I have recently been made redundant from my PAYE job and after applying to the local SW it was confirmed that I qualify for JSB. However, in order for them to process my claim I need to provide some additional documentation due to the fact that I am currently a director of a limited company. The company is still in existence but has not traded for the last 2 years. I would like to keep the company open as if, during my job search,  I obtain a contract type (self employed) job I could then use it immediately and avoid having to set up a new ltd company.

 I have spoken to the revenue department and they have advised that one option is to submit a Cancellation Notification form for Income tax under my pps no. and another Cancellation Notification form for the company for Corporation tax, VAT and employers PRSI and PAYE. I am concerned as my husband ( who is 2nd director) may be changing from his PAYE job to a contract job soon and therefore may needs to use the company.  

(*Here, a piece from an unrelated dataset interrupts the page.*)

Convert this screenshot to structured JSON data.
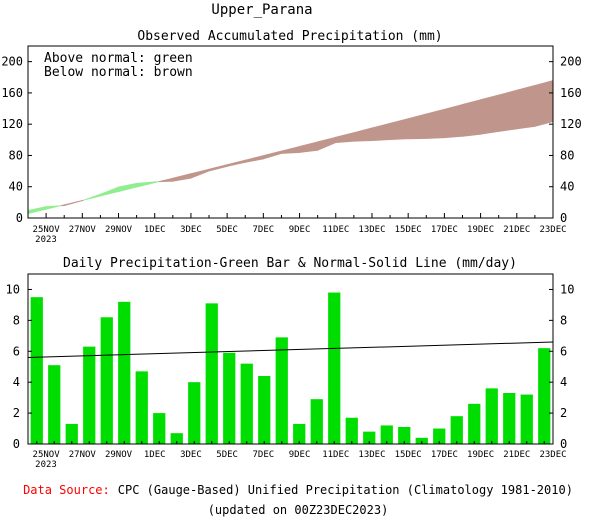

Is there any other option how I can prove to SW that the company is not trading and I am not earning from the company. Alternatively, can I just submit the Cancellation Notification form for Income tax for myself only and not submit the Cancellation Notification for the company, thereby allowing my husband to use the company in the future?

Thanks


----------



## T McGibney (31 Aug 2010)

You should submit TRCN1 Cancellation Notification forms for both yourself and for the company, as Revenue suggest. Then you can re-register the company for taxes using Form TR2 when/if your husband wants the company to re-commence trading.


----------



## mickeymouse (31 Aug 2010)

Thanks for that .... if my husband needs to use the company and re-registers the company for taxes using the TR2 form how will this effect my SW entitlement?


----------



## mickeymouse (26 Jan 2011)

I am waiting to hear if I have secured an 8 week contract job - I am currently on JSB since July. Taking this position will require me to start using my LTD company which has not traded in over 3 years. Just wondering, if, after the 8 week contract finishes can I revert to claiming my JSB entitlements, or will the fact that I have been self employed affect this?
Thanks


----------



## Ildánach (28 Jan 2011)

If you come off JB to go into self employment, and subsequently suffer a substantial loss of employment (ie, when the contract expires), you can apply to go back on JB. Because there hasn't been a break of more than 12 months, your claim is linked to previous claim and you take off from there. So for example if you had already exhausted 9 months of your JB claim, you will have another 3 months of JB left (provided you have the 260 stamps). When a claim is linked like this, you do not lose the 3 "waiting days" as essentially its the same claim.

If you have exahausted 156 days of your JB claim, and subsequently get another 13 Class A stamps (which you won't if you are self-employed), then you can requalify for JB after your claim has exahausted. This is a fresh claim, and you lose the first 3 days. Obviously you still need to meet the other criteria for JB (loss of substantial employment, sufficient contributions etc.)


----------